CONVERSA DE CASAL - Lia Lúcia de Sá Leitão – 06/09/2010.

Existem coisas na vida dos casais que são idênticas, mudam apenas os protagonistas, antagonistas e endereço, mas se a conversa gira entre casais as diferenças são mínimas. Observando alguns momentos em baresinhos, visitas, reuniões sociais,coisas do cotidiano de casais normais, consegui perceber alguns pontos comuns que até então eu imagina ser exclusividade do meu relacionamento. Quer dor ao descobrir que mais pessoas convivem com a minha secretissima situação dos solilóquios na sala dejantar, ou em frente a televisão degustando aquele quentadinho de feijão arroz carne picada, salada de alface, almeirão e acelga e um refrigerante de beiçada, ou seja na boca da garrafa.

Resolvi ter uma conversinha bem singela, dessas que a gente já está cansado de falar poxa! Porque você não corta o pão dentro de um prato para não ficar farelo em cima da mesa?
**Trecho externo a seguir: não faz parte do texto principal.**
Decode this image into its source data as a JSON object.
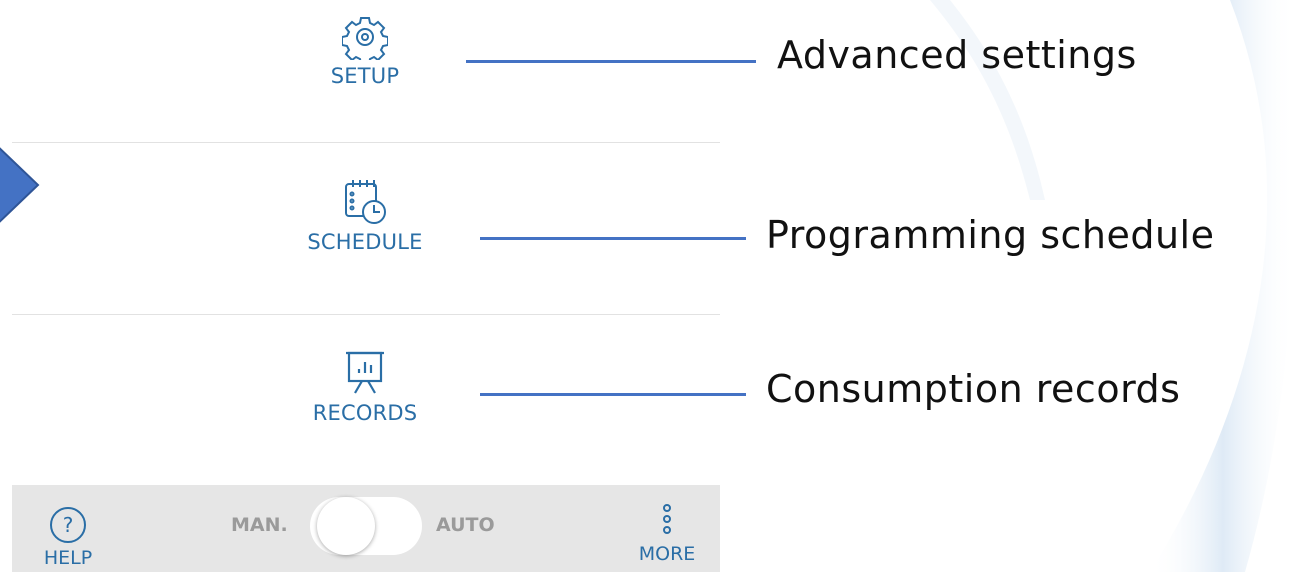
{
  "menu": {
    "setup": {
      "label": "SETUP",
      "icon": "gear-icon"
    },
    "schedule": {
      "label": "SCHEDULE",
      "icon": "calendar-clock-icon"
    },
    "records": {
      "label": "RECORDS",
      "icon": "presentation-chart-icon"
    }
  },
  "callouts": {
    "setup": "Advanced settings",
    "schedule": "Programming schedule",
    "records": "Consumption records"
  },
  "bottom_bar": {
    "help_label": "HELP",
    "mode_manual": "MAN.",
    "mode_auto": "AUTO",
    "more_label": "MORE",
    "toggle_state": "manual"
  },
  "colors": {
    "accent": "#2a6ea6",
    "connector": "#4472c4",
    "arrow": "#4472c4",
    "bar_bg": "#e6e6e6"
  }
}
Ou,Caramba a casa está tão limpa, a faxineira fez o serviço do jeito que eu pedi e você nunca se contenta e coloca fio dental no chão, quem vai jogar na lixeirinha?

Aqui em casa todos temos o péssimo vício do tabagismo, para os não fumantes, todo cheiro de cigarro é uma afronta, mas é ofensa maior para o fumante um cinzeiro cheio de pontas de cigarro e o mau cheiro das bitucas na sala, os não fumantes, nem imaginam o quanto os fumantes brigam com o cheiro de fumaça na sala comum do computador, na verdade aqui em casa temos dois computadores mas apenas uma sala de estudos, daí vocês podem imaginar. Em mesas separadas é claro, porque se os dois computadores estivessem na mesma bancada o pau cantava, a cinza de cigarro que cai e deixa uma poeira cinza e mau cheirosa, pega na roupa e não sai ao se tentar passar uma toalha meio úmida, é melhor trocar a roupa porque a desgraça ta feita, entranha no tecido, borra, mancha pra todos os lados e a situação fica feia, isso geralmente acontece na hora de sair, enquanto alguém esqueceu o perfume e o computador está ligado, a ultima olhada nos e-mails.

Vocês já perceberam que outra coisa desagradável é marca de água dos fundos dos copos na bancada do computador? Aquela mistura, pó de cinza mais a água e nunca tem um guardanapo ou um paninho às vistas e a pressa de se trabalhar no local deixa qualquer um sem fôlego, nem ânimo para abrir uma discussão logo cedo.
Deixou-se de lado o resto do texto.